The government has been accused of withholding almost £2.5bn earmarked for charities, much of which is to be recouped from the sale of assets built for the 2012 Olympic Games with national lottery money.

Assets are currently sitting in bank accounts, bond holdings and share portfolios, with the government declining to say what it intends to do with them, reports The Guardian.

In March the Dormant Assets Commission said in a report that some £2bn could be freed up for good causes.

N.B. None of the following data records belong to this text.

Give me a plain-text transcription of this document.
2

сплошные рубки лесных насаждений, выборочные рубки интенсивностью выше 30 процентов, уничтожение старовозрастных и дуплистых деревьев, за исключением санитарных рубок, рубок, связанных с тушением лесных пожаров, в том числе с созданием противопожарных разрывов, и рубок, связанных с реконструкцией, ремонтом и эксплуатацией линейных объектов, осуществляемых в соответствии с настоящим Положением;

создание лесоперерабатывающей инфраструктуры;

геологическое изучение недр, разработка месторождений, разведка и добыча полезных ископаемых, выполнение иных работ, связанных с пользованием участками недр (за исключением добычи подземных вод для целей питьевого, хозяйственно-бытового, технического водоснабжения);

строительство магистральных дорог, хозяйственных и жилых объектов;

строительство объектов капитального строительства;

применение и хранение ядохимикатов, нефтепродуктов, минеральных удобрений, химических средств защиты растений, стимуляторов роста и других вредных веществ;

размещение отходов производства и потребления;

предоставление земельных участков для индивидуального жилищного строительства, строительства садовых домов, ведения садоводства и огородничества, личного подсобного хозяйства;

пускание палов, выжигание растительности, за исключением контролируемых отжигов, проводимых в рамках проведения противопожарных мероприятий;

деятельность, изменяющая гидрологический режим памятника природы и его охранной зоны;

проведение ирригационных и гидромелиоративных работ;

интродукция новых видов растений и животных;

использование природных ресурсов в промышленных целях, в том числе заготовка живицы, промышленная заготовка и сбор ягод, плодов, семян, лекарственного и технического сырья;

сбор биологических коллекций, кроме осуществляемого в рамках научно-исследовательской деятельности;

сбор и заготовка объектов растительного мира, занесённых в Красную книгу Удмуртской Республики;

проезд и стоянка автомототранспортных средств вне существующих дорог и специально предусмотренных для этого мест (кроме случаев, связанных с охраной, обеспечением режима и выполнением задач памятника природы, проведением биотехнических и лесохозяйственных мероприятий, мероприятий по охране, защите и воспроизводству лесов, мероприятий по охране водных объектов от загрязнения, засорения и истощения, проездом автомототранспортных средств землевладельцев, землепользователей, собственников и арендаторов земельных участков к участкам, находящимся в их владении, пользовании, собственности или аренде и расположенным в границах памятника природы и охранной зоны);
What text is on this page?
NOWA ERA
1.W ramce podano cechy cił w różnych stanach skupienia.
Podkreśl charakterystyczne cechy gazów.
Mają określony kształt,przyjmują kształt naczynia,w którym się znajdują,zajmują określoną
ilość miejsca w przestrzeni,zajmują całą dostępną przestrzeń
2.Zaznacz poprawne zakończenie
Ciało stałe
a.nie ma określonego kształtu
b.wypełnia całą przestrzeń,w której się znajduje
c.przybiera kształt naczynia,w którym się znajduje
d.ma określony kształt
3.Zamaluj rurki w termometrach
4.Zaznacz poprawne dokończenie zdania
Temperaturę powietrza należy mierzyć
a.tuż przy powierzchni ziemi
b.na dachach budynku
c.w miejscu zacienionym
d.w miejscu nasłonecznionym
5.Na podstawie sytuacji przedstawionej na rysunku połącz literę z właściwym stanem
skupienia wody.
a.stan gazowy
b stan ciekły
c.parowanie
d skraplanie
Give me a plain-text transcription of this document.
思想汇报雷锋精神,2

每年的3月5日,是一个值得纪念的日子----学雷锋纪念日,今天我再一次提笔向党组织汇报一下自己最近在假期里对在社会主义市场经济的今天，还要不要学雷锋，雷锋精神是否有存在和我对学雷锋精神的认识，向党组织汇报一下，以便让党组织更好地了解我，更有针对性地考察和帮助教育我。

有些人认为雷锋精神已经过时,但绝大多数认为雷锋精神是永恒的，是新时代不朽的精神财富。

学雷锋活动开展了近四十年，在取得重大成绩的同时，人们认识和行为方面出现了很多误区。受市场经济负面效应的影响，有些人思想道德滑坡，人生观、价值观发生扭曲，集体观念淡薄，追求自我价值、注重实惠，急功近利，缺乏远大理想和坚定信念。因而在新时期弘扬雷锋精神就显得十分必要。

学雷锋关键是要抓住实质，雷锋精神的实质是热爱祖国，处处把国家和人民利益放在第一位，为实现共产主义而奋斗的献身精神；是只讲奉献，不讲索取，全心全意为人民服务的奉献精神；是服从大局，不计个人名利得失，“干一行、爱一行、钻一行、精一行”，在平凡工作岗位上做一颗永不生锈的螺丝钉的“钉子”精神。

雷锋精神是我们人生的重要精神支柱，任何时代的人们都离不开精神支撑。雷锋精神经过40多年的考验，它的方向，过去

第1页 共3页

The report said the "huge sum has the potential to further transform the charity sector, helping to improve communities and change lives".

At the time of the DAC's report, minister of civil society Rob Wilson said: "This money could help change millions of lives across the country by helping good causes rather than gathering dust in dormant accounts."

The government has yet to publish a response to the report.

In addition to this, the coalition government said in 2010 that it would repay the £425m taken from the Big Lottery Fund to pay for the Olympic Games. "It would support at least 42,000 mostly local, grassroots charities and community groups," said Jay Kennedy, director of policy and research at the Directory of Social Change

"Critical services for people in need – such as children's hospices in Scotland, food banks in Wales or activities for isolated older people in the north east."

The money was intended to be repaid by selling off Olympic assets by the mid-2020s, but it has emerged that only £57.5m has been been raised to date and none of it has been given to good causes.

Labour's shadow minister for civil society, Steve Reed, said: "The commission identified £2bn that had been locked up; it's unclear who owns it and it's not been touched for many years.

"They said it could be used but the government have never used it."

"You can't help but think the government isn't focusing. In government speak, the mid-2020s is 10 years' time. At the rate they're currently planning to repay, it would take a further 30 to 40 years to get the money back to people. That's way too long."

A spokesperson for the Department for Digital, Culture, Media and Sport said: "We have always been clear how money that helped fund the 2012 Olympic and Paralympic Games will be returned, with the £425m the Big Lottery Fund contributed to be repaid from the early 2020s. We are to publish our response to the Dormant Assets Commission report soon."